O criminalista Leonardo Magalhães Avelar, advogado de Edison Gasparini, afirmou que:

“A ausência de atribuição do Ministério Público Estadual de Bauru para condução da investigação e a incompetência absoluta da Justiça Estadual são indiscutíveis, na medida em que são inúmeras as evidências técnicas que determinam a competência da Justiça Federal.

A defesa possui amplo interesse na elucidação dos fatos em apuração e demonstração da inocência dos investigados, desde que a investigação seja conduzida dentro dos limites da lei.

Importante lembrar que vivemos em um Estado Democrático de Direito. Assim, por óbvio, qualquer indicativo de ilegalidade na condução do caso, será prontamente impugnado perante os Tribunais Superiores.”

3 comentários em “N.89 Gazzetta fecha 2020 com R$ 6 milhões de saldo, mas deixa conta acima de R$ 12,5 milhões”

  1. Entendo que não haveria interesse da União, em razão da não existência, em tese, de dano ao erário federal (CEF).
    Os desvios, se existiram, seria de recursos da COHAB ou, até, de dinheiro que serviriam para quitar débitos de mutuários.
    A competência seria, então, da Justiça Estadual.

  2. Sobre a questão do TRE há de ser indagados se eventual recurso ao TSE teria efeito suspensivo.
    Há de se indagar, também, se ainda há prazo para declaratórios ou aclaratórios.

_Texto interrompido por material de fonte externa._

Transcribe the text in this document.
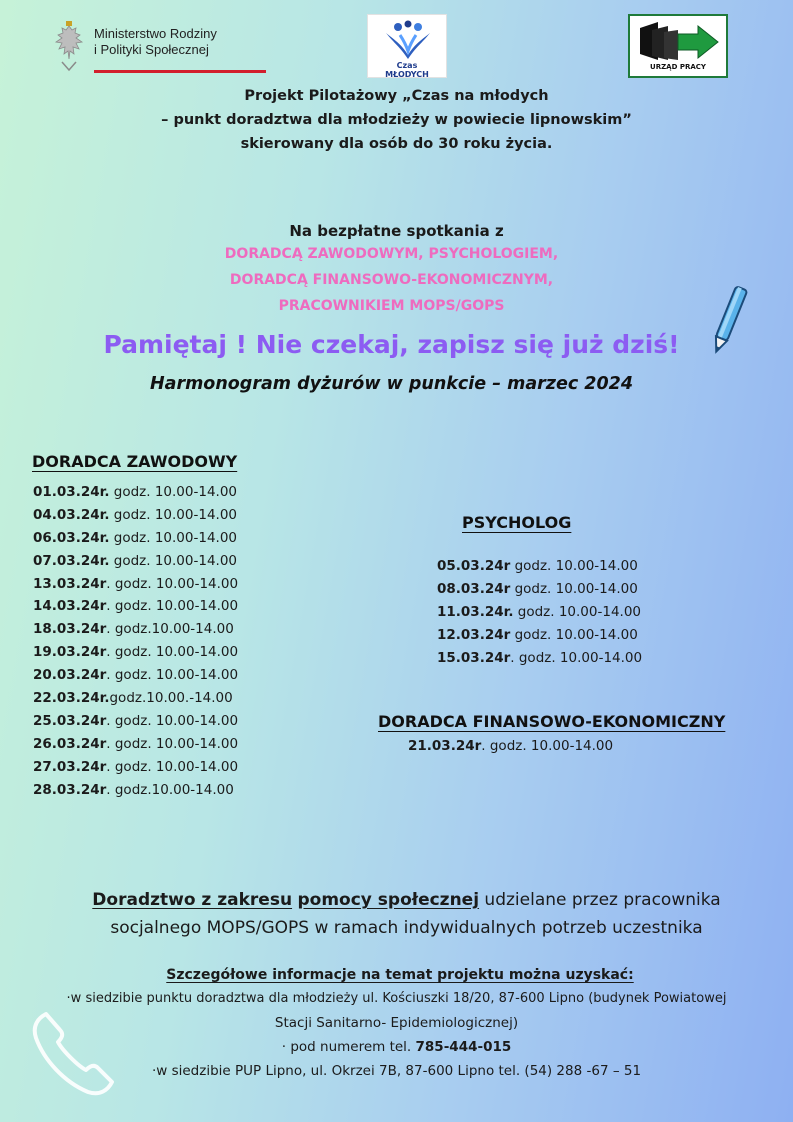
Ministerstwo Rodziny
i Polityki Społecznej
Czas
MŁODYCH
URZĄD PRACY
Projekt Pilotażowy „Czas na młodych
– punkt doradztwa dla młodzieży w powiecie lipnowskim”
skierowany dla osób do 30 roku życia.
Na bezpłatne spotkania z
DORADCĄ ZAWODOWYM, PSYCHOLOGIEM,
DORADCĄ FINANSOWO-EKONOMICZNYM,
PRACOWNIKIEM MOPS/GOPS
Pamiętaj ! Nie czekaj, zapisz się już dziś!
Harmonogram dyżurów w punkcie – marzec 2024
DORADCA ZAWODOWY
01.03.24r. godz. 10.00-14.00
04.03.24r. godz. 10.00-14.00
06.03.24r. godz. 10.00-14.00
07.03.24r. godz. 10.00-14.00
13.03.24r. godz. 10.00-14.00
14.03.24r. godz. 10.00-14.00
18.03.24r. godz.10.00-14.00
19.03.24r. godz. 10.00-14.00
20.03.24r. godz. 10.00-14.00
22.03.24r.godz.10.00.-14.00
25.03.24r. godz. 10.00-14.00
26.03.24r. godz. 10.00-14.00
27.03.24r. godz. 10.00-14.00
28.03.24r. godz.10.00-14.00
PSYCHOLOG
05.03.24r godz. 10.00-14.00
08.03.24r godz. 10.00-14.00
11.03.24r. godz. 10.00-14.00
12.03.24r godz. 10.00-14.00
15.03.24r. godz. 10.00-14.00
DORADCA FINANSOWO-EKONOMICZNY
21.03.24r. godz. 10.00-14.00
Doradztwo z zakresu pomocy społecznej udzielane przez pracownika
socjalnego MOPS/GOPS w ramach indywidualnych potrzeb uczestnika
Szczegółowe informacje na temat projektu można uzyskać:
·w siedzibie punktu doradztwa dla młodzieży ul. Kościuszki 18/20, 87-600 Lipno (budynek Powiatowej
Stacji Sanitarno- Epidemiologicznej)
· pod numerem tel. 785-444-015
·w siedzibie PUP Lipno, ul. Okrzei 7B, 87-600 Lipno tel. (54) 288 -67 – 51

  3. Quem é o “então prefeito”? Sobre o qual, segundo os advogados, pesa indícios? Os desvios ocorreram entre 2007 e 2009. Temos uma trindade de prefeitos. Seria um em três? O primeiro, governou um ano durante os desvios, o segundo 8 anos, e o terceiro quatro anos. A pergunta não quer calar: Quem é o “então Prefeito”, referido pelos advogados?